Reynolds Woodcock is a top British fashion designer of the 1950’s. His fashions attract the high society with its charm, originality and impressive design. Reynolds, however, is unmarried in his 50’s. His sister Cyril, who manages his business in a very controlling manner, knows this too well. She knows it may have to do with his pride, but she senses it may be to do about his mother’s death, which he constantly thinks of. Reynolds is also noted for stitching hidden messages into his fashions.

One day, he drives off from his business and goes to a restaurant for breakfast. He meets a charming young waitress named Alma. He asks her out and she accepts. As the relationship grows, Alma moves in, but wants to act as his muse and his assistant as well as be his love interest. Reynolds is mistrustful at first, but he grows to earn her trust.

Alma actually becomes one of his best helps to his business and helping to put on fashion shows. She also works well as a cook, dealing with Reynolds’ hard-to-please picky demands. However, Alma wants more than just to be a cook and assistant. She wants Reynolds’ love. She cooks him a romantic dinner, but Reynolds just lashes out how the meal is prepared and insists he will not put up with any deviations.

Alma is hurt, but knows just the thing to get back her control. Just while Reynolds is getting a wedding dress prepared for the Belgian royal family, she takes some of the poisonous mushrooms, crushes them, and mixes it in with his tea. Soon Reynolds begins to hallucinate the ghost of his mother and collapses over the wedding dress. Alma agrees to take care of him, despite the chance the mushrooms may be revealed. As Reynolds recovers, he is deeply moved by Alma’s devotion and asks her to marry her.

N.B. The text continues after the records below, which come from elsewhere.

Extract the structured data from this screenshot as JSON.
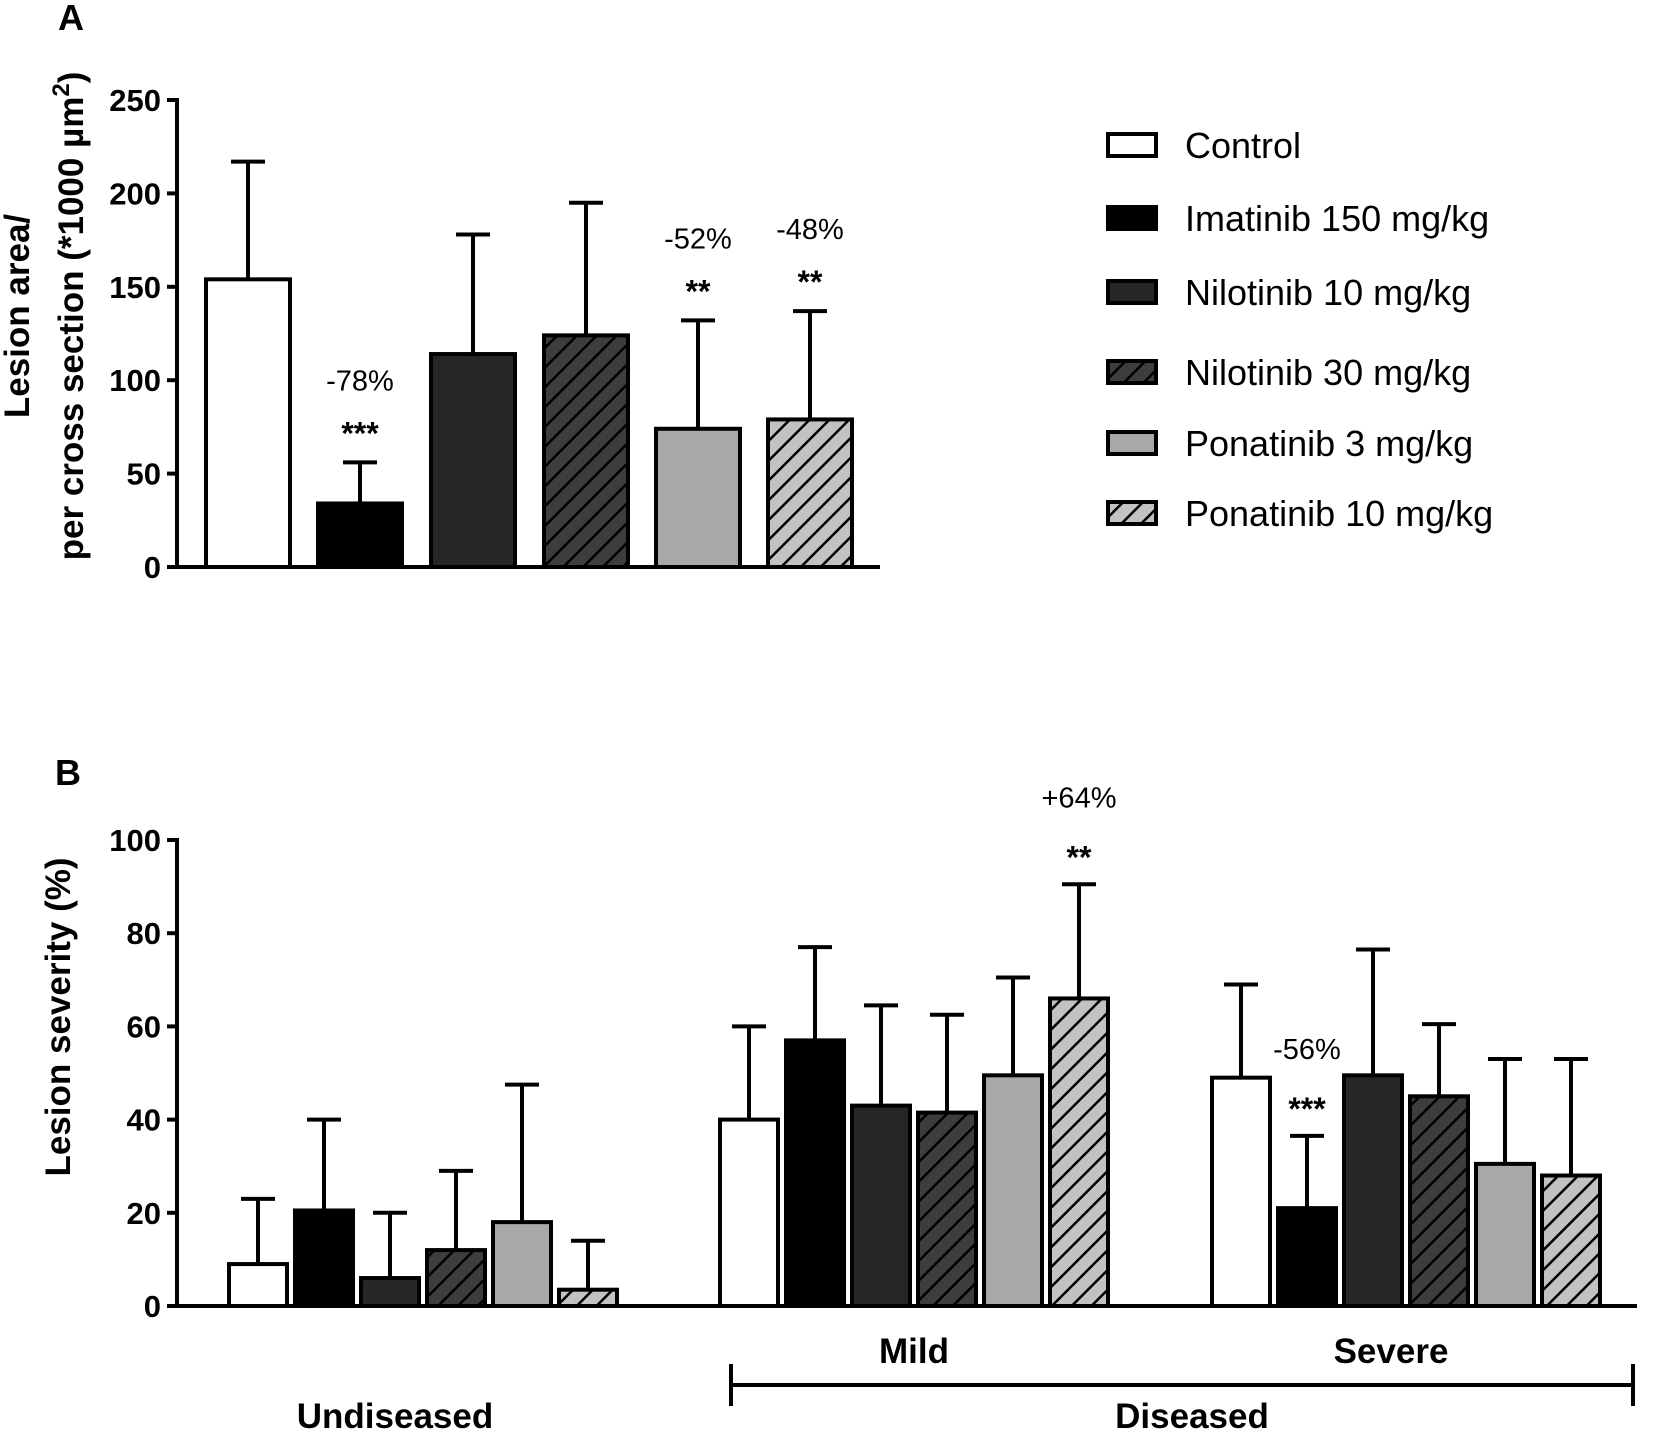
{
  "legend": [
    {
      "label": "Control",
      "style": "control"
    },
    {
      "label": "Imatinib 150 mg/kg",
      "style": "imatinib"
    },
    {
      "label": "Nilotinib 10 mg/kg",
      "style": "nilo10"
    },
    {
      "label": "Nilotinib 30 mg/kg",
      "style": "nilo30"
    },
    {
      "label": "Ponatinib 3 mg/kg",
      "style": "pona3"
    },
    {
      "label": "Ponatinib 10 mg/kg",
      "style": "pona10"
    }
  ],
  "styles": {
    "control": {
      "fill": "#ffffff",
      "hatch": false
    },
    "imatinib": {
      "fill": "#000000",
      "hatch": false
    },
    "nilo10": {
      "fill": "#262626",
      "hatch": false
    },
    "nilo30": {
      "fill": "#262626",
      "hatch": true
    },
    "pona3": {
      "fill": "#a8a8a8",
      "hatch": false
    },
    "pona10": {
      "fill": "#a8a8a8",
      "hatch": true
    }
  },
  "chart_data": [
    {
      "panel": "A",
      "type": "bar",
      "ylabel_line1": "Lesion area/",
      "ylabel_line2": "per cross section (*1000 µm",
      "ylabel_sup": "2",
      "ylabel_close": ")",
      "ylim": [
        0,
        250
      ],
      "yticks": [
        0,
        50,
        100,
        150,
        200,
        250
      ],
      "categories": [
        "Control",
        "Imatinib 150 mg/kg",
        "Nilotinib 10 mg/kg",
        "Nilotinib 30 mg/kg",
        "Ponatinib 3 mg/kg",
        "Ponatinib 10 mg/kg"
      ],
      "values": [
        154,
        34,
        114,
        124,
        74,
        79
      ],
      "errors": [
        63,
        22,
        64,
        71,
        58,
        58
      ],
      "annotations": [
        {
          "bar": 1,
          "pct": "-78%",
          "stars": "***"
        },
        {
          "bar": 4,
          "pct": "-52%",
          "stars": "**"
        },
        {
          "bar": 5,
          "pct": "-48%",
          "stars": "**"
        }
      ]
    },
    {
      "panel": "B",
      "type": "bar",
      "ylabel": "Lesion severity (%)",
      "ylim": [
        0,
        100
      ],
      "yticks": [
        0,
        20,
        40,
        60,
        80,
        100
      ],
      "groups": [
        "Undiseased",
        "Mild",
        "Severe"
      ],
      "group_bracket_label": "Diseased",
      "series": [
        {
          "name": "Control",
          "values": [
            9,
            40,
            49
          ],
          "errors": [
            14,
            20,
            20
          ]
        },
        {
          "name": "Imatinib 150 mg/kg",
          "values": [
            20.5,
            57,
            21
          ],
          "errors": [
            19.5,
            20,
            15.5
          ]
        },
        {
          "name": "Nilotinib 10 mg/kg",
          "values": [
            6,
            43,
            49.5
          ],
          "errors": [
            14,
            21.5,
            27
          ]
        },
        {
          "name": "Nilotinib 30 mg/kg",
          "values": [
            12,
            41.5,
            45
          ],
          "errors": [
            17,
            21,
            15.5
          ]
        },
        {
          "name": "Ponatinib 3 mg/kg",
          "values": [
            18,
            49.5,
            30.5
          ],
          "errors": [
            29.5,
            21,
            22.5
          ]
        },
        {
          "name": "Ponatinib 10 mg/kg",
          "values": [
            3.5,
            66,
            28
          ],
          "errors": [
            10.5,
            24.5,
            25
          ]
        }
      ],
      "annotations": [
        {
          "group": 1,
          "bar": 5,
          "pct": "+64%",
          "stars": "**"
        },
        {
          "group": 2,
          "bar": 1,
          "pct": "-56%",
          "stars": "***"
        }
      ]
    }
  ]
}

Alma and Reynolds are married. The marriage begins wonderfully, but it soon leads to bickering and fighting. Reynolds even makes it clear he feels Alma is becoming an interference to his business. Not even Alma leaving the place to go to a New Years Eve ball changes his mind. One day, Alma creates an omelet made with the poisonous mushrooms. Reynolds knows they are poisonous. Alma confesses to him she wants him to be weak and vulnerable so she can take care of him, help him recover, and then poison him again. Reynolds accept. She then envisions her future with Reynolds as he’s sick in bed and she’s confessing everything to the doctor.

This is definitely a bizarre romance. It’s about the feelings of love and love-sickness. It’s about a young common woman wanting to win the love of a fashion designer who’s a control freak and a man of immense pride. It’s about the battle of control between the two. Those don’t exactly sound like the elements of a winning romance, but Paul Thomas Anderson makes it work.

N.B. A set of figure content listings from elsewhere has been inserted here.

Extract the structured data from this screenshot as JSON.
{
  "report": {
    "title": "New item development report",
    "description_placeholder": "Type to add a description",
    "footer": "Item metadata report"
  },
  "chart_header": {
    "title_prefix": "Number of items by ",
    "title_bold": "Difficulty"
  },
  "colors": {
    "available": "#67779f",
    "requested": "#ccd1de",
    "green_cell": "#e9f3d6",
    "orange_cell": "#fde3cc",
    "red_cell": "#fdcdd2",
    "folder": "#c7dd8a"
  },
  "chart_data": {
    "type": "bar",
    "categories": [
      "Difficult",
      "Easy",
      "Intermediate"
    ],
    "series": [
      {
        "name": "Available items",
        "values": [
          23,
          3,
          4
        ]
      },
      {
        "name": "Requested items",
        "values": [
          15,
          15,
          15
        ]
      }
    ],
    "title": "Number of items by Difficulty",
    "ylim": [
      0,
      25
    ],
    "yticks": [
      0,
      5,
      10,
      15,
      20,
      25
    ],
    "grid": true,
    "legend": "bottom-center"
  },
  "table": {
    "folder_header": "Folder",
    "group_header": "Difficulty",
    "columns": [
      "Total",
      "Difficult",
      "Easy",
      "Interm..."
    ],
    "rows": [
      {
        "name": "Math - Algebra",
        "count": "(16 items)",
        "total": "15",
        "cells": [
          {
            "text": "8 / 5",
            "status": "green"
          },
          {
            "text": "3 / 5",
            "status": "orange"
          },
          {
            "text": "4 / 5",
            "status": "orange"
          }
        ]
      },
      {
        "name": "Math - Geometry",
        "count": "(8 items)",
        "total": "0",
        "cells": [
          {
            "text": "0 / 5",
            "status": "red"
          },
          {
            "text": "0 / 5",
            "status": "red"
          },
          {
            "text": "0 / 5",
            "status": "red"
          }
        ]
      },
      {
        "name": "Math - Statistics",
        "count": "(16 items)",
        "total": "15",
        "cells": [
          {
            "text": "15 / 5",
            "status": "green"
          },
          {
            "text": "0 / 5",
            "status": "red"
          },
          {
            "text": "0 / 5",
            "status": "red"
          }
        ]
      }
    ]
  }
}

He sets it in an atmosphere of high society and high fashion. He creates the appropriate atmosphere for both the romance, the tension and the madness. Despite all that happens, in all the craziness and the differences between the two people, the movie ends with you feeling this love is so right. The two were actually made for each other, even though he’s poisoned and in bed. I think that’s it. I think Anderson wanted to create a romance about love sickness and make it oddly charming and oddly fitting. Sure, she’s going to poison him constantly from then on, but she seems like the right woman for him. She’s definitely the one woman who knows how to take his immense pride away from him. It’s very odd how a woman as sinister as her ends up being his fitting soul mate! The film even gives an appropriate ending where Alma envisions the future of the two together. Perhaps it’s for us the audience to envision our own future of the romance.

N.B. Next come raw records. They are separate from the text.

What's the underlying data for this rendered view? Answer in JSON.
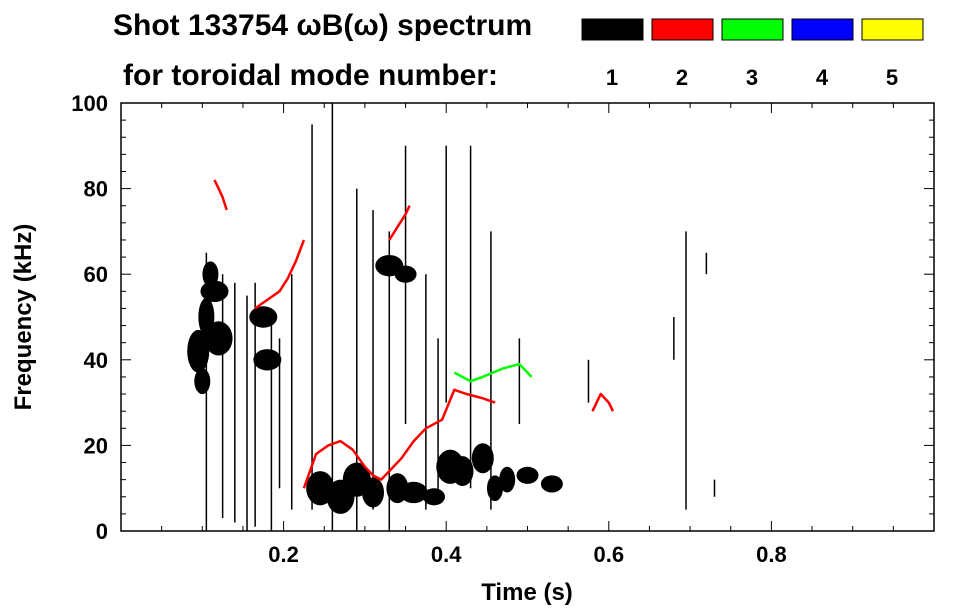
{
  "chart_data": {
    "type": "spectrogram",
    "title_line1": "Shot 133754 ωB(ω) spectrum",
    "title_line2": "for toroidal mode number:",
    "xlabel": "Time (s)",
    "ylabel": "Frequency (kHz)",
    "xlim": [
      0.0,
      1.0
    ],
    "ylim": [
      0,
      100
    ],
    "x_ticks": [
      0.2,
      0.4,
      0.6,
      0.8
    ],
    "x_tick_labels": [
      "0.2",
      "0.4",
      "0.6",
      "0.8"
    ],
    "y_ticks": [
      0,
      20,
      40,
      60,
      80,
      100
    ],
    "y_tick_labels": [
      "0",
      "20",
      "40",
      "60",
      "80",
      "100"
    ],
    "legend": [
      {
        "label": "1",
        "color": "#000000"
      },
      {
        "label": "2",
        "color": "#ff0000"
      },
      {
        "label": "3",
        "color": "#00ff00"
      },
      {
        "label": "4",
        "color": "#0000ff"
      },
      {
        "label": "5",
        "color": "#ffff00"
      }
    ],
    "series": [
      {
        "name": "n=1 blob",
        "mode": "1",
        "kind": "blob",
        "points": [
          [
            0.095,
            42,
            10
          ],
          [
            0.105,
            50,
            9
          ],
          [
            0.11,
            60,
            6
          ],
          [
            0.1,
            35,
            6
          ],
          [
            0.12,
            45,
            8
          ],
          [
            0.115,
            56,
            5
          ],
          [
            0.175,
            50,
            5
          ],
          [
            0.18,
            40,
            5
          ],
          [
            0.245,
            10,
            8
          ],
          [
            0.27,
            8,
            8
          ],
          [
            0.29,
            12,
            8
          ],
          [
            0.31,
            9,
            7
          ],
          [
            0.34,
            10,
            7
          ],
          [
            0.36,
            9,
            5
          ],
          [
            0.385,
            8,
            4
          ],
          [
            0.405,
            15,
            8
          ],
          [
            0.42,
            14,
            7
          ],
          [
            0.445,
            17,
            7
          ],
          [
            0.46,
            10,
            6
          ],
          [
            0.475,
            12,
            6
          ],
          [
            0.5,
            13,
            4
          ],
          [
            0.53,
            11,
            4
          ],
          [
            0.33,
            62,
            5
          ],
          [
            0.35,
            60,
            4
          ]
        ]
      },
      {
        "name": "n=1 streak",
        "mode": "1",
        "kind": "streak",
        "points": [
          [
            0.105,
            0,
            65
          ],
          [
            0.125,
            3,
            60
          ],
          [
            0.14,
            2,
            58
          ],
          [
            0.155,
            0,
            55
          ],
          [
            0.165,
            1,
            58
          ],
          [
            0.185,
            0,
            50
          ],
          [
            0.195,
            10,
            45
          ],
          [
            0.21,
            5,
            60
          ],
          [
            0.235,
            5,
            95
          ],
          [
            0.26,
            0,
            100
          ],
          [
            0.29,
            0,
            80
          ],
          [
            0.31,
            5,
            75
          ],
          [
            0.33,
            0,
            70
          ],
          [
            0.35,
            25,
            90
          ],
          [
            0.375,
            5,
            60
          ],
          [
            0.39,
            8,
            45
          ],
          [
            0.4,
            30,
            90
          ],
          [
            0.43,
            10,
            90
          ],
          [
            0.455,
            5,
            70
          ],
          [
            0.49,
            25,
            45
          ],
          [
            0.575,
            30,
            40
          ],
          [
            0.68,
            40,
            50
          ],
          [
            0.695,
            5,
            70
          ],
          [
            0.72,
            60,
            65
          ],
          [
            0.73,
            8,
            12
          ]
        ]
      },
      {
        "name": "n=2 chirp A",
        "mode": "2",
        "kind": "line",
        "points": [
          [
            0.165,
            52
          ],
          [
            0.18,
            54
          ],
          [
            0.195,
            56
          ],
          [
            0.205,
            59
          ],
          [
            0.215,
            63
          ],
          [
            0.225,
            68
          ]
        ]
      },
      {
        "name": "n=2 chirp B",
        "mode": "2",
        "kind": "line",
        "points": [
          [
            0.225,
            10
          ],
          [
            0.24,
            18
          ],
          [
            0.255,
            20
          ],
          [
            0.27,
            21
          ],
          [
            0.285,
            19
          ],
          [
            0.3,
            15
          ],
          [
            0.31,
            13
          ],
          [
            0.32,
            12
          ],
          [
            0.33,
            14
          ],
          [
            0.345,
            17
          ],
          [
            0.36,
            21
          ],
          [
            0.375,
            24
          ],
          [
            0.395,
            26
          ],
          [
            0.41,
            33
          ],
          [
            0.425,
            32
          ],
          [
            0.445,
            31
          ],
          [
            0.46,
            30
          ]
        ]
      },
      {
        "name": "n=2 chirp C",
        "mode": "2",
        "kind": "line",
        "points": [
          [
            0.33,
            68
          ],
          [
            0.34,
            71
          ],
          [
            0.35,
            74
          ],
          [
            0.355,
            76
          ]
        ]
      },
      {
        "name": "n=2 sparse",
        "mode": "2",
        "kind": "line",
        "points": [
          [
            0.115,
            82
          ],
          [
            0.12,
            80
          ],
          [
            0.125,
            78
          ],
          [
            0.13,
            75
          ]
        ]
      },
      {
        "name": "n=2 late",
        "mode": "2",
        "kind": "line",
        "points": [
          [
            0.58,
            28
          ],
          [
            0.585,
            30
          ],
          [
            0.59,
            32
          ],
          [
            0.6,
            30
          ],
          [
            0.605,
            28
          ]
        ]
      },
      {
        "name": "n=3 fragment",
        "mode": "3",
        "kind": "line",
        "points": [
          [
            0.41,
            37
          ],
          [
            0.43,
            35
          ],
          [
            0.445,
            36
          ],
          [
            0.47,
            38
          ],
          [
            0.49,
            39
          ],
          [
            0.505,
            36
          ]
        ]
      }
    ]
  }
}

Top credits go to writer/director Paul Thomas Anderson. I’ve never thought of a director like Anderson to be able to create a good romance. Here he doesn’t simply create a good romance, but also a story loaded with charm despite its eccentricities. He does a good job of capturing the feelings of romance as well as the feel of tension within the marriage and makes it work on screen. Also excellent is the acting from Daniel Day-Lewis of a fashion designer torn between love and his pride towards his status. Some say this may be Day-Lewis’ acting role as he is talking of retirement. If that holds out to be true, this role will definitely be one of his best portrayals of an original character. Vicky Krieps is very good as the sinister yet charming love interest, but the one actress who upstages Day-Lewis is Lesley Manvile. Playing the sister, she works well both when she’s the observant one who says nothing and when she’s one who has something to say. She does a lot with a part that appears to be very little at first.

For technical credits, top credits go to costume designer Mark Bridges. For a romance about a big-name fashion designer, you need to have dresses that stand out and show why he’s the best in his field, and Bridges delivers! Also excellent is the composed music of Radiohead’s Jonny Greenwood that captures both the dramatic elements and romantic elements of the film.

Phantom Thread does make it look odd for a story like this to work as a romance, but Paul Thomas Anderson made it work. He makes the sinister side of love sickness work.